Puppy mills are commercial breeding facilities that raise dogs in factory-farm-like conditions, putting profit above the welfare of the animals. According to USDA inspection reports, at some of the mills supplying to Georgia pet stores, animals have been found suffering with conditions such as bleeding sores and encrusted eyes. In some cases, there were feces in the dogs’ food bowls, and some animals had untreated, open wounds, or were heavily matted. One USDA inspector wrote of one of the puppy mill suppliers: “The animal was first observed excessively salivating. Closer observation revealed the animal did not have any teeth and the jaw bone on the left side was partially missing and detached from the gums leaving the bone exposed.”
Our findings are alarming but not surprising. This is an industry that, more often than not, cuts corners to get dogs to the market on the cheap, and then charges consumers exorbitant prices even as it provides substandard care. Previous HSUS investigations in Chicago, New York, Texas, and Virginia have revealed similar shortcomings: pet stores all too often buy and sell puppies who are sourced from inhumane puppy mills that treat them like products, not living, breathing animals.
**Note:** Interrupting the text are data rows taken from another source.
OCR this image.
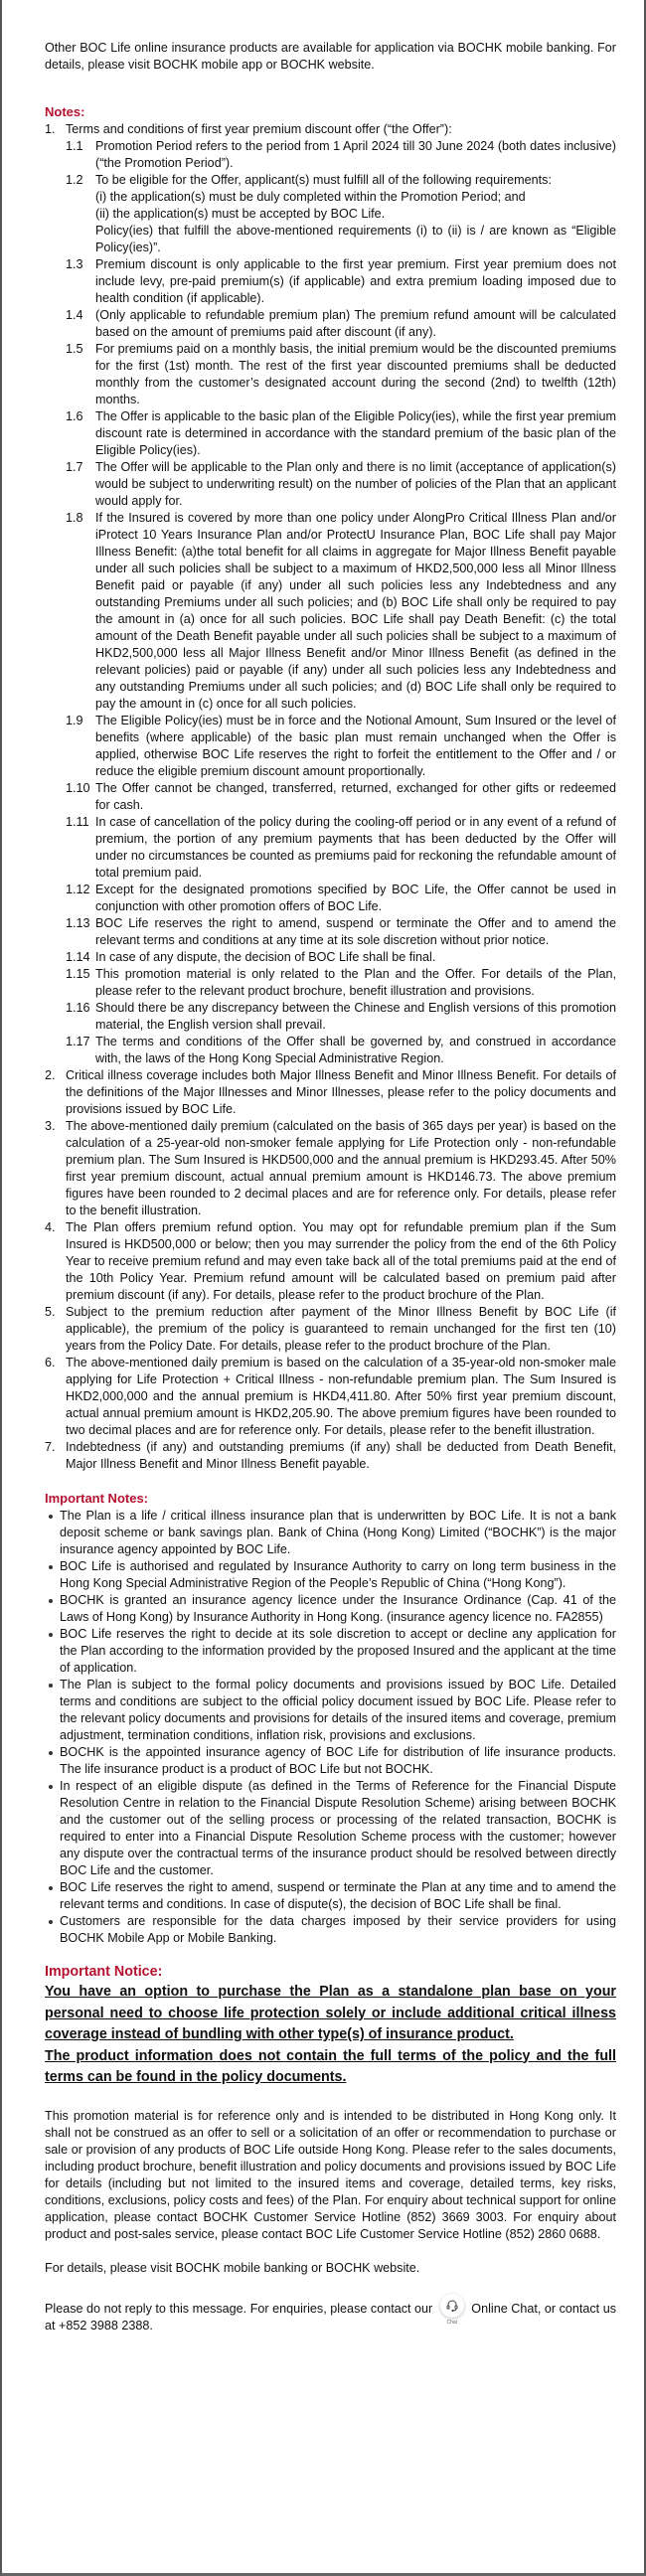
Other BOC Life online insurance products are available for application via BOCHK mobile banking. For details, please visit BOCHK mobile app or BOCHK website.

Notes:
1. Terms and conditions of first year premium discount offer (“the Offer”):
1.1 Promotion Period refers to the period from 1 April 2024 till 30 June 2024 (both dates inclusive) (“the Promotion Period”).
1.2 To be eligible for the Offer, applicant(s) must fulfill all of the following requirements:
(i) the application(s) must be duly completed within the Promotion Period; and
(ii) the application(s) must be accepted by BOC Life.
Policy(ies) that fulfill the above-mentioned requirements (i) to (ii) is / are known as “Eligible Policy(ies)”.
1.3 Premium discount is only applicable to the first year premium. First year premium does not include levy, pre-paid premium(s) (if applicable) and extra premium loading imposed due to health condition (if applicable).
1.4 (Only applicable to refundable premium plan) The premium refund amount will be calculated based on the amount of premiums paid after discount (if any).
1.5 For premiums paid on a monthly basis, the initial premium would be the discounted premiums for the first (1st) month. The rest of the first year discounted premiums shall be deducted monthly from the customer’s designated account during the second (2nd) to twelfth (12th) months.
1.6 The Offer is applicable to the basic plan of the Eligible Policy(ies), while the first year premium discount rate is determined in accordance with the standard premium of the basic plan of the Eligible Policy(ies).
1.7 The Offer will be applicable to the Plan only and there is no limit (acceptance of application(s) would be subject to underwriting result) on the number of policies of the Plan that an applicant would apply for.
1.8 If the Insured is covered by more than one policy under AlongPro Critical Illness Plan and/or iProtect 10 Years Insurance Plan and/or ProtectU Insurance Plan, BOC Life shall pay Major Illness Benefit: (a)the total benefit for all claims in aggregate for Major Illness Benefit payable under all such policies shall be subject to a maximum of HKD2,500,000 less all Minor Illness Benefit paid or payable (if any) under all such policies less any Indebtedness and any outstanding Premiums under all such policies; and (b) BOC Life shall only be required to pay the amount in (a) once for all such policies. BOC Life shall pay Death Benefit: (c) the total amount of the Death Benefit payable under all such policies shall be subject to a maximum of HKD2,500,000 less all Major Illness Benefit and/or Minor Illness Benefit (as defined in the relevant policies) paid or payable (if any) under all such policies less any Indebtedness and any outstanding Premiums under all such policies; and (d) BOC Life shall only be required to pay the amount in (c) once for all such policies.
1.9 The Eligible Policy(ies) must be in force and the Notional Amount, Sum Insured or the level of benefits (where applicable) of the basic plan must remain unchanged when the Offer is applied, otherwise BOC Life reserves the right to forfeit the entitlement to the Offer and / or reduce the eligible premium discount amount proportionally.
1.10 The Offer cannot be changed, transferred, returned, exchanged for other gifts or redeemed for cash.
1.11 In case of cancellation of the policy during the cooling-off period or in any event of a refund of premium, the portion of any premium payments that has been deducted by the Offer will under no circumstances be counted as premiums paid for reckoning the refundable amount of total premium paid.
1.12 Except for the designated promotions specified by BOC Life, the Offer cannot be used in conjunction with other promotion offers of BOC Life.
1.13 BOC Life reserves the right to amend, suspend or terminate the Offer and to amend the relevant terms and conditions at any time at its sole discretion without prior notice.
1.14 In case of any dispute, the decision of BOC Life shall be final.
1.15 This promotion material is only related to the Plan and the Offer. For details of the Plan, please refer to the relevant product brochure, benefit illustration and provisions.
1.16 Should there be any discrepancy between the Chinese and English versions of this promotion material, the English version shall prevail.
1.17 The terms and conditions of the Offer shall be governed by, and construed in accordance with, the laws of the Hong Kong Special Administrative Region.
2. Critical illness coverage includes both Major Illness Benefit and Minor Illness Benefit. For details of the definitions of the Major Illnesses and Minor Illnesses, please refer to the policy documents and provisions issued by BOC Life.
3. The above-mentioned daily premium (calculated on the basis of 365 days per year) is based on the calculation of a 25-year-old non-smoker female applying for Life Protection only - non-refundable premium plan. The Sum Insured is HKD500,000 and the annual premium is HKD293.45. After 50% first year premium discount, actual annual premium amount is HKD146.73. The above premium figures have been rounded to 2 decimal places and are for reference only. For details, please refer to the benefit illustration.
4. The Plan offers premium refund option. You may opt for refundable premium plan if the Sum Insured is HKD500,000 or below; then you may surrender the policy from the end of the 6th Policy Year to receive premium refund and may even take back all of the total premiums paid at the end of the 10th Policy Year. Premium refund amount will be calculated based on premium paid after premium discount (if any). For details, please refer to the product brochure of the Plan.
5. Subject to the premium reduction after payment of the Minor Illness Benefit by BOC Life (if applicable), the premium of the policy is guaranteed to remain unchanged for the first ten (10) years from the Policy Date. For details, please refer to the product brochure of the Plan.
6. The above-mentioned daily premium is based on the calculation of a 35-year-old non-smoker male applying for Life Protection + Critical Illness - non-refundable premium plan. The Sum Insured is HKD2,000,000 and the annual premium is HKD4,411.80. After 50% first year premium discount, actual annual premium amount is HKD2,205.90. The above premium figures have been rounded to two decimal places and are for reference only. For details, please refer to the benefit illustration.
7. Indebtedness (if any) and outstanding premiums (if any) shall be deducted from Death Benefit, Major Illness Benefit and Minor Illness Benefit payable.
Important Notes:
The Plan is a life / critical illness insurance plan that is underwritten by BOC Life. It is not a bank deposit scheme or bank savings plan. Bank of China (Hong Kong) Limited (“BOCHK”) is the major insurance agency appointed by BOC Life.
BOC Life is authorised and regulated by Insurance Authority to carry on long term business in the Hong Kong Special Administrative Region of the People’s Republic of China (“Hong Kong”).
BOCHK is granted an insurance agency licence under the Insurance Ordinance (Cap. 41 of the Laws of Hong Kong) by Insurance Authority in Hong Kong. (insurance agency licence no. FA2855)
BOC Life reserves the right to decide at its sole discretion to accept or decline any application for the Plan according to the information provided by the proposed Insured and the applicant at the time of application.
The Plan is subject to the formal policy documents and provisions issued by BOC Life. Detailed terms and conditions are subject to the official policy document issued by BOC Life. Please refer to the relevant policy documents and provisions for details of the insured items and coverage, premium adjustment, termination conditions, inflation risk, provisions and exclusions.
BOCHK is the appointed insurance agency of BOC Life for distribution of life insurance products. The life insurance product is a product of BOC Life but not BOCHK.
In respect of an eligible dispute (as defined in the Terms of Reference for the Financial Dispute Resolution Centre in relation to the Financial Dispute Resolution Scheme) arising between BOCHK and the customer out of the selling process or processing of the related transaction, BOCHK is required to enter into a Financial Dispute Resolution Scheme process with the customer; however any dispute over the contractual terms of the insurance product should be resolved between directly BOC Life and the customer.
BOC Life reserves the right to amend, suspend or terminate the Plan at any time and to amend the relevant terms and conditions. In case of dispute(s), the decision of BOC Life shall be final.
Customers are responsible for the data charges imposed by their service providers for using BOCHK Mobile App or Mobile Banking.
Important Notice:
You have an option to purchase the Plan as a standalone plan base on your personal need to choose life protection solely or include additional critical illness coverage instead of bundling with other type(s) of insurance product.
The product information does not contain the full terms of the policy and the full terms can be found in the policy documents.

This promotion material is for reference only and is intended to be distributed in Hong Kong only. It shall not be construed as an offer to sell or a solicitation of an offer or recommendation to purchase or sale or provision of any products of BOC Life outside Hong Kong. Please refer to the sales documents, including product brochure, benefit illustration and policy documents and provisions issued by BOC Life for details (including but not limited to the insured items and coverage, detailed terms, key risks, conditions, exclusions, policy costs and fees) of the Plan. For enquiry about technical support for online application, please contact BOCHK Customer Service Hotline (852) 3669 3003. For enquiry about product and post-sales service, please contact BOC Life Customer Service Hotline (852) 2860 0688.

For details, please visit BOCHK mobile banking or BOCHK website.

Please do not reply to this message. For enquiries, please contact our
Chat
Online Chat, or contact us at +852 3988 2388.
Our investigation, which tracked sales at 13 of the 17 stores that sell puppies, revealed:
- Most of the puppies coming into Georgia from the Midwest during the 60-day period of our investigation came from the Hunte Corporation – a large Midwest puppy broker.
- A breeder suppying a Petland outlet, Clear Springs Kennels in Ark., was last year cited for several violations in a USDA inspection report, including dogs badly in need of veterinary care, broken wires in cages that pose an injury risk, and filth at the facility. Petland claims to have a policy of not buying from breeders with direct violations.
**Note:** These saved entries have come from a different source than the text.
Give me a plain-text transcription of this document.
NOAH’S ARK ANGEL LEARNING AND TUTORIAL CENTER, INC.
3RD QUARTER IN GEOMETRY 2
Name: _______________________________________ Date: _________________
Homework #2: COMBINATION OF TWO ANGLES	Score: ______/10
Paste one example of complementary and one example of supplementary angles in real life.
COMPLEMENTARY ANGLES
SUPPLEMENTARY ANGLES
- The owner of one of the pet stores our investigators visited, 19 Breeders, was charged in 2009 with animal cruelty and 28 other animal offenses. He was found in violation for 18 counts of improper animal confinement.
Staff at many of the stores engaged in elaborate deception to convince our undercover investigators – as they do with unsuspecting buyers — that they were getting the dogs from responsible breeders. Some told our investigators that their stores’ puppies came from “families” or from breeders the store owners know well and visit often. A few Georgia stores even showed our investigators photos of pet store managers in posed pictures with some of the breeders. However, tellingly, there is not a kennel building in sight in these posed pictures.
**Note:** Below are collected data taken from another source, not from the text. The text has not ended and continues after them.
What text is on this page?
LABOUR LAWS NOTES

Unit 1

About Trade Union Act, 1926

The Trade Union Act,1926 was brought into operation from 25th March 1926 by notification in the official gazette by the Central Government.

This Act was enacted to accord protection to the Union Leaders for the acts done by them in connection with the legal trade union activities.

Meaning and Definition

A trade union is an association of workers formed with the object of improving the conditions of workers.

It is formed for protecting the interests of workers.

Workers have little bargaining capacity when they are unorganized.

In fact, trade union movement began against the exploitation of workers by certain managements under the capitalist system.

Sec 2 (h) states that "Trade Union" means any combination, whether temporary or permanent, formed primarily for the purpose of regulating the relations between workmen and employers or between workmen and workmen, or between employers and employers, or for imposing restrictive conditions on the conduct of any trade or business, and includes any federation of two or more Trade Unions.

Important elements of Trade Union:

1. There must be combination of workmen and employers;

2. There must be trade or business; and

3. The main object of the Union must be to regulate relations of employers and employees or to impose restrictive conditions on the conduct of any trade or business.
The HSUS is gaining ground in the fight against puppy mills, and over the last few years we’ve secured some notable reforms passed at the federal, state, and local levels that chip away at the menace of puppy mills. We were pleased to work with the USDA to close a loophole that had allowed Internet sellers to bypass any federal inspections. In several states, we have been at the heart of battles to defeat ag-gag laws that seek to prevent the public from seeing the cruelties that go on inside factory farms and puppy mills. We have exposed the problem of puppy mills selling dogs at open-air flea markets in the sweltering heat. We have helped secure important, precedent-setting victories in federal courts upholding local puppy mill ordinances. In August, a federal court in Phoenix rejected a pet store’s challenge to that city’s ordinance banning the sale of commercially-bred dogs. Earlier this week, a New York federal judge dismissed a challenge to an ordinance in New York City that prohibits pet stores from buying puppies from commercial puppy brokers and USDA-licensed breeders with severe Animal Welfare Act violations.
But the only way we can eradicate puppy mills completely, until the pet stores and Internet sellers clean up their act, is when people choose instead to adopt dogs from shelters, breed rescues, and responsible breeders. We also call on the pet industry and the USDA to adopt meaningful standards of care for commercial, large-scale dog breeding operations. We hope that in Georgia, and in the rest of the country, this eye-opening investigation will lead more pet owners to consider adoption when they next go looking for a new family member.